При этом средний возраст сотрудников института был 23 года. К тому же у Георгия Аркадьевича было соглашение с министром иностранных дел Андреем Андреевичем Громыко: институту выделили одно место представителя в посольстве СССР в Вашингтоне в ранге первого секретаря и два места стажера, а также два места было закреплено за нами в советском представительстве при ООН в Нью-Йорке. В 1973 году меня послали на стажировку в Нью-Йорк. Мне достался счастливый билетик – в отличие от большинства людей моего поколения.
Нью-Йорк – город контрастов
– Опишите жизнь молодого стажера из СССР в Штатах.
– Я занимался диссертацией по ближневосточному конфликту. Зарплата была маленькая, к тому же на нее я должен был жилье снимать в городе. Это была комнатка с крошечной кухонькой около 10 квадратных метров, на 96-й улице (96th Street).
Молодой был... Как-то раз, решив попробовать местного вина, обнаружил, что не позаботились о штопоре. Пошел искать. Выхожу в коридор, а там, как в наших общежитиях, некоторые комнаты открыты, в некоторых сидят компании. Я попросил у одной из них штопор – мне дали. Выхожу я от них, закрываю дверь и вижу на ней табличку: «Лига защиты евреев». Это была, по существу, самая настоящая террористическая организация, занимавшая к тому же антисоветскую позицию. Позже выходец из этой Лиги, ученик раввина Кэхана, убил израильского премьер-министра Рабина.

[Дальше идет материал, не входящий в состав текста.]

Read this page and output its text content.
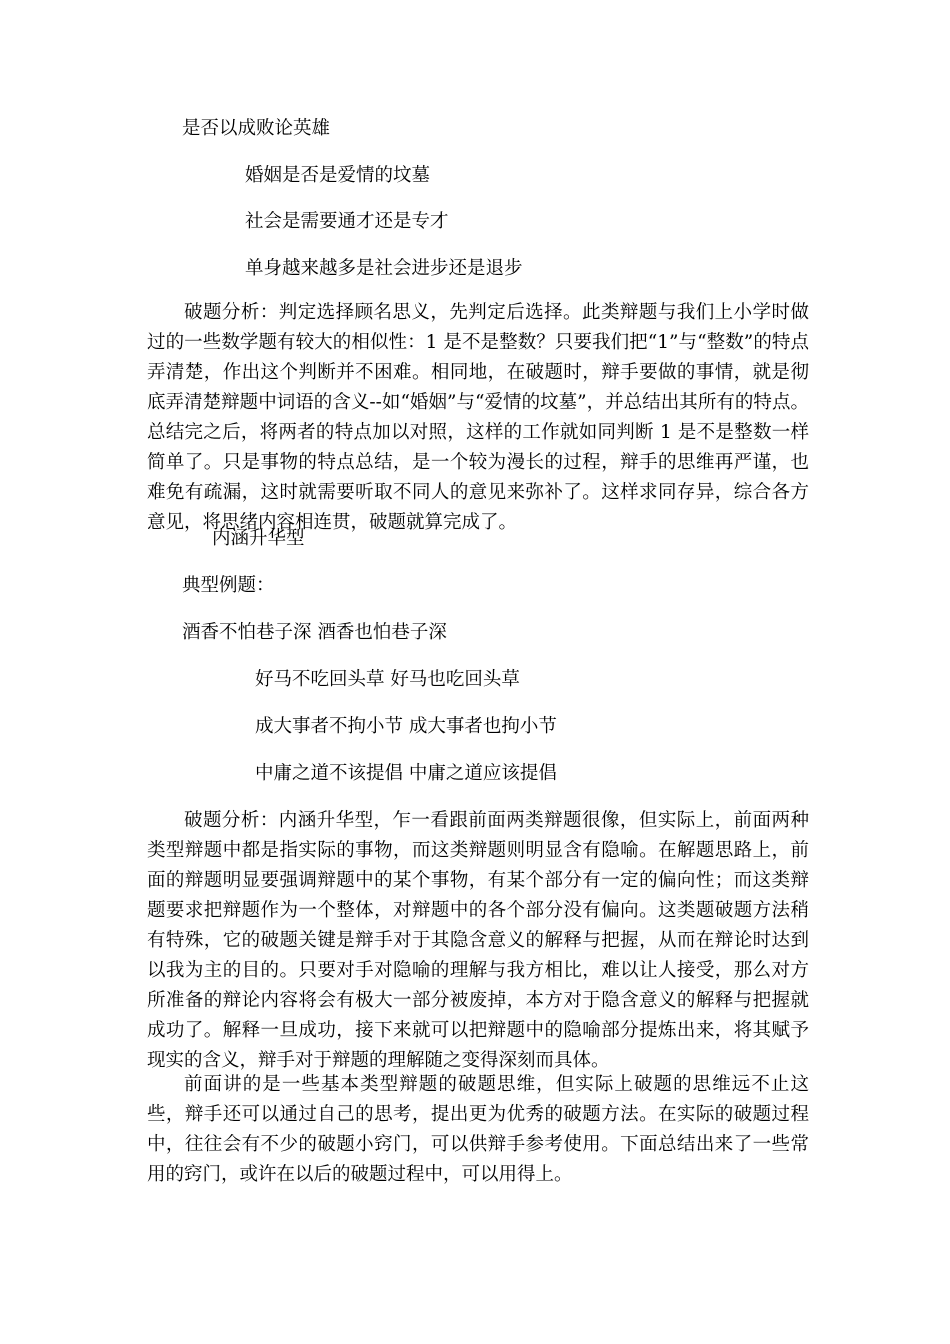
是否以成败论英雄

婚姻是否是爱情的坟墓

社会是需要通才还是专才

单身越来越多是社会进步还是退步

破题分析：判定选择顾名思义，先判定后选择。此类辩题与我们上小学时做过的一些数学题有较大的相似性：1 是不是整数？只要我们把“1”与“整数”的特点弄清楚，作出这个判断并不困难。相同地，在破题时，辩手要做的事情，就是彻底弄清楚辩题中词语的含义--如“婚姻”与“爱情的坟墓”，并总结出其所有的特点。总结完之后，将两者的特点加以对照，这样的工作就如同判断 1 是不是整数一样简单了。只是事物的特点总结，是一个较为漫长的过程，辩手的思维再严谨，也难免有疏漏，这时就需要听取不同人的意见来弥补了。这样求同存异，综合各方意见，将思绪内容相连贯，破题就算完成了。

内涵升华型

典型例题：

酒香不怕巷子深 酒香也怕巷子深

好马不吃回头草 好马也吃回头草

成大事者不拘小节 成大事者也拘小节

中庸之道不该提倡 中庸之道应该提倡

破题分析：内涵升华型，乍一看跟前面两类辩题很像，但实际上，前面两种类型辩题中都是指实际的事物，而这类辩题则明显含有隐喻。在解题思路上，前面的辩题明显要强调辩题中的某个事物，有某个部分有一定的偏向性；而这类辩题要求把辩题作为一个整体，对辩题中的各个部分没有偏向。这类题破题方法稍有特殊，它的破题关键是辩手对于其隐含意义的解释与把握，从而在辩论时达到以我为主的目的。只要对手对隐喻的理解与我方相比，难以让人接受，那么对方所准备的辩论内容将会有极大一部分被废掉，本方对于隐含意义的解释与把握就成功了。解释一旦成功，接下来就可以把辩题中的隐喻部分提炼出来，将其赋予现实的含义，辩手对于辩题的理解随之变得深刻而具体。

前面讲的是一些基本类型辩题的破题思维，但实际上破题的思维远不止这些，辩手还可以通过自己的思考，提出更为优秀的破题方法。在实际的破题过程中，往往会有不少的破题小窍门，可以供辩手参考使用。下面总结出来了一些常用的窍门，或许在以后的破题过程中，可以用得上。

– Вы своим рассказали о факте «взаимодействия» с лигой в представительстве?
– Рассказал, конечно, но ко мне никаких претензий не было. Больше подозрений я, похоже, вызывал у ФБР. Поскольку я жил отдельно, посещал различные организации, задавал вопросы и заводил контакты, спецслужбы, наверное, заключили, что я – из КГБ, и установили слежку.
– А на самом деле вы не сотрудничали с КГБ?

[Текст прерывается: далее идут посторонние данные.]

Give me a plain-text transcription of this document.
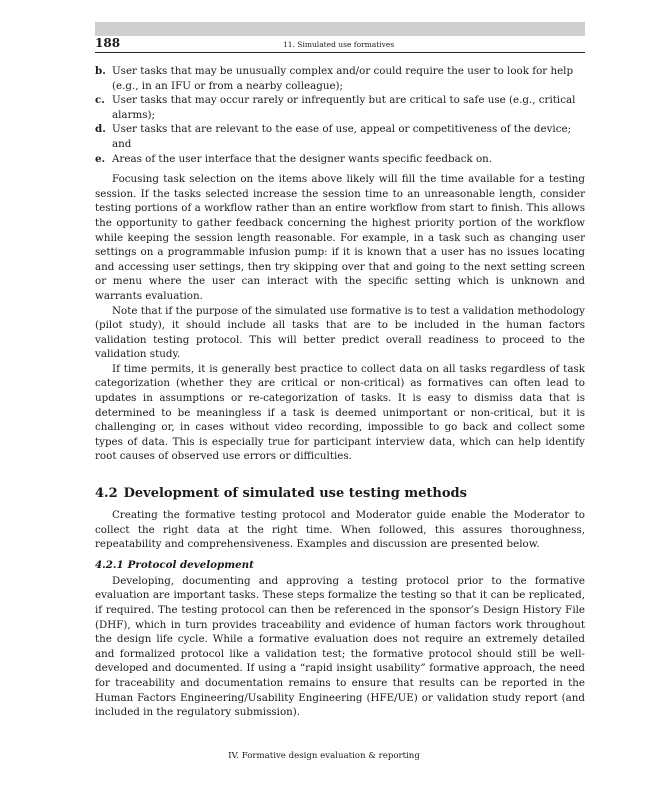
188	11. Simulated use formatives
b. User tasks that may be unusually complex and/or could require the user to look for help (e.g., in an IFU or from a nearby colleague);
c. User tasks that may occur rarely or infrequently but are critical to safe use (e.g., critical alarms);
d. User tasks that are relevant to the ease of use, appeal or competitiveness of the device; and
e. Areas of the user interface that the designer wants specific feedback on.

Focusing task selection on the items above likely will fill the time available for a testing session. If the tasks selected increase the session time to an unreasonable length, consider testing portions of a workflow rather than an entire workflow from start to finish. This allows the opportunity to gather feedback concerning the highest priority portion of the workflow while keeping the session length reasonable. For example, in a task such as changing user settings on a programmable infusion pump: if it is known that a user has no issues locating and accessing user settings, then try skipping over that and going to the next setting screen or menu where the user can interact with the specific setting which is unknown and warrants evaluation.

Note that if the purpose of the simulated use formative is to test a validation methodology (pilot study), it should include all tasks that are to be included in the human factors validation testing protocol. This will better predict overall readiness to proceed to the validation study.

If time permits, it is generally best practice to collect data on all tasks regardless of task categorization (whether they are critical or non-critical) as formatives can often lead to updates in assumptions or re-categorization of tasks. It is easy to dismiss data that is determined to be meaningless if a task is deemed unimportant or non-critical, but it is challenging or, in cases without video recording, impossible to go back and collect some types of data. This is especially true for participant interview data, which can help identify root causes of observed use errors or difficulties.

4.2 Development of simulated use testing methods

Creating the formative testing protocol and Moderator guide enable the Moderator to collect the right data at the right time. When followed, this assures thoroughness, repeatability and comprehensiveness. Examples and discussion are presented below.

4.2.1 Protocol development

Developing, documenting and approving a testing protocol prior to the formative evaluation are important tasks. These steps formalize the testing so that it can be replicated, if required. The testing protocol can then be referenced in the sponsor’s Design History File (DHF), which in turn provides traceability and evidence of human factors work throughout the design life cycle. While a formative evaluation does not require an extremely detailed and formalized protocol like a validation test; the formative protocol should still be well-developed and documented. If using a “rapid insight usability” formative approach, the need for traceability and documentation remains to ensure that results can be reported in the Human Factors Engineering/Usability Engineering (HFE/UE) or validation study report (and included in the regulatory submission).

IV. Formative design evaluation & reporting
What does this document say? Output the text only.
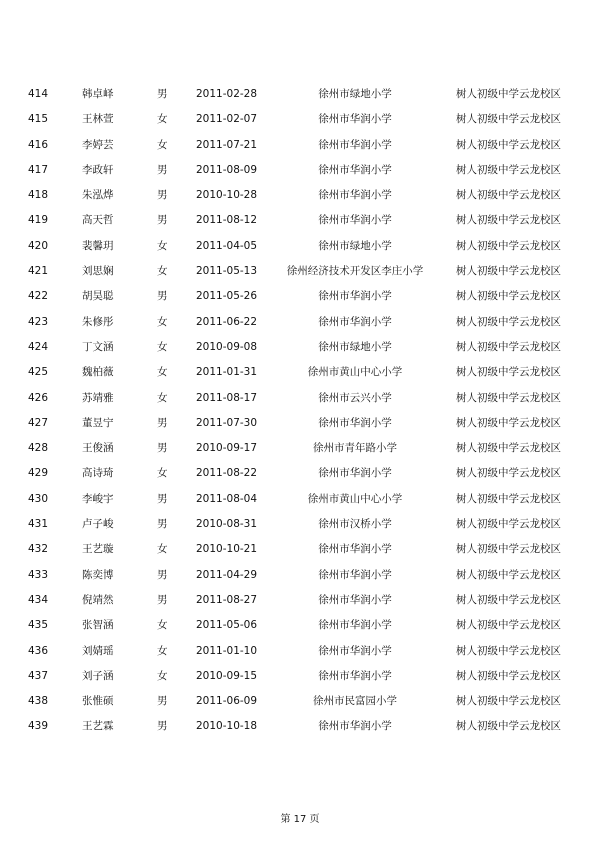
414	韩卓峄	男	2011-02-28	徐州市绿地小学	树人初级中学云龙校区
415	王林萱	女	2011-02-07	徐州市华润小学	树人初级中学云龙校区
416	李婷芸	女	2011-07-21	徐州市华润小学	树人初级中学云龙校区
417	李政轩	男	2011-08-09	徐州市华润小学	树人初级中学云龙校区
418	朱泓烨	男	2010-10-28	徐州市华润小学	树人初级中学云龙校区
419	高天哲	男	2011-08-12	徐州市华润小学	树人初级中学云龙校区
420	裴馨玥	女	2011-04-05	徐州市绿地小学	树人初级中学云龙校区
421	刘思娴	女	2011-05-13	徐州经济技术开发区李庄小学	树人初级中学云龙校区
422	胡昊聪	男	2011-05-26	徐州市华润小学	树人初级中学云龙校区
423	朱修彤	女	2011-06-22	徐州市华润小学	树人初级中学云龙校区
424	丁文涵	女	2010-09-08	徐州市绿地小学	树人初级中学云龙校区
425	魏柏薇	女	2011-01-31	徐州市黄山中心小学	树人初级中学云龙校区
426	苏靖雅	女	2011-08-17	徐州市云兴小学	树人初级中学云龙校区
427	董昱宁	男	2011-07-30	徐州市华润小学	树人初级中学云龙校区
428	王俊涵	男	2010-09-17	徐州市青年路小学	树人初级中学云龙校区
429	高诗琦	女	2011-08-22	徐州市华润小学	树人初级中学云龙校区
430	李峻宇	男	2011-08-04	徐州市黄山中心小学	树人初级中学云龙校区
431	卢子峻	男	2010-08-31	徐州市汉桥小学	树人初级中学云龙校区
432	王艺璇	女	2010-10-21	徐州市华润小学	树人初级中学云龙校区
433	陈奕博	男	2011-04-29	徐州市华润小学	树人初级中学云龙校区
434	倪靖然	男	2011-08-27	徐州市华润小学	树人初级中学云龙校区
435	张智涵	女	2011-05-06	徐州市华润小学	树人初级中学云龙校区
436	刘婧瑶	女	2011-01-10	徐州市华润小学	树人初级中学云龙校区
437	刘子涵	女	2010-09-15	徐州市华润小学	树人初级中学云龙校区
438	张惟硕	男	2011-06-09	徐州市民富园小学	树人初级中学云龙校区
439	王艺霖	男	2010-10-18	徐州市华润小学	树人初级中学云龙校区
第 17 页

– Нет, хотя их представителей в США знал... Это, кстати, с тех пор у меня появилась привычка: всегда, когда с кем-то говоришь, в кабинете должно «говорить» радио или телевизор.

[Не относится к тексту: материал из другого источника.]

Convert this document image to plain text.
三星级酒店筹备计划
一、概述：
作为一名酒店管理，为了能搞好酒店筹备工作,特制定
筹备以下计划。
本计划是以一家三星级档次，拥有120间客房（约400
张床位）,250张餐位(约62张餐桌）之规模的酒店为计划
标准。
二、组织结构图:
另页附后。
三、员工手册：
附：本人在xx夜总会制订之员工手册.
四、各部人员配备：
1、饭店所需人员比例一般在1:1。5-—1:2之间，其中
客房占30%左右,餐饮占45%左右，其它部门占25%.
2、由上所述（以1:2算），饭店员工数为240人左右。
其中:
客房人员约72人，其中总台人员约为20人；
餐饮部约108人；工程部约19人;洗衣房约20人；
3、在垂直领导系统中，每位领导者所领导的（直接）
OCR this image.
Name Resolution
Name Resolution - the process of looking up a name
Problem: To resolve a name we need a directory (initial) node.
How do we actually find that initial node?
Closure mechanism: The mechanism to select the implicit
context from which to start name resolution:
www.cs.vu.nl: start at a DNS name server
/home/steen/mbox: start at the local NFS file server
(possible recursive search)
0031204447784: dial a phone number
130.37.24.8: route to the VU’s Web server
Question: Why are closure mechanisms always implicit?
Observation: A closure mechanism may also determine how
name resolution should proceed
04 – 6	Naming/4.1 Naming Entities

– Чтобы разговор не подслушали?
– Да. Особых секретов я не мог выдать, но осторожность была не лишней.
– А как вы поняли, что за вами установлена слежка?
– ФБР время от времени устраивало в комнате обыск. Я находил после его сотрудников чинарики с белым фильтром от дорогих сигарет, а стоявшая в холодильнике открытая бутылка «Столичной» периодически, по мере опустошения, разбавлялась ими водой...
– То есть они так грубо работали?
– Деликатности у этой публики действительно было немного. Я даже наклеил как-то на свою дверь записку: «Водку пейте, но не доливайте воду в бутылку».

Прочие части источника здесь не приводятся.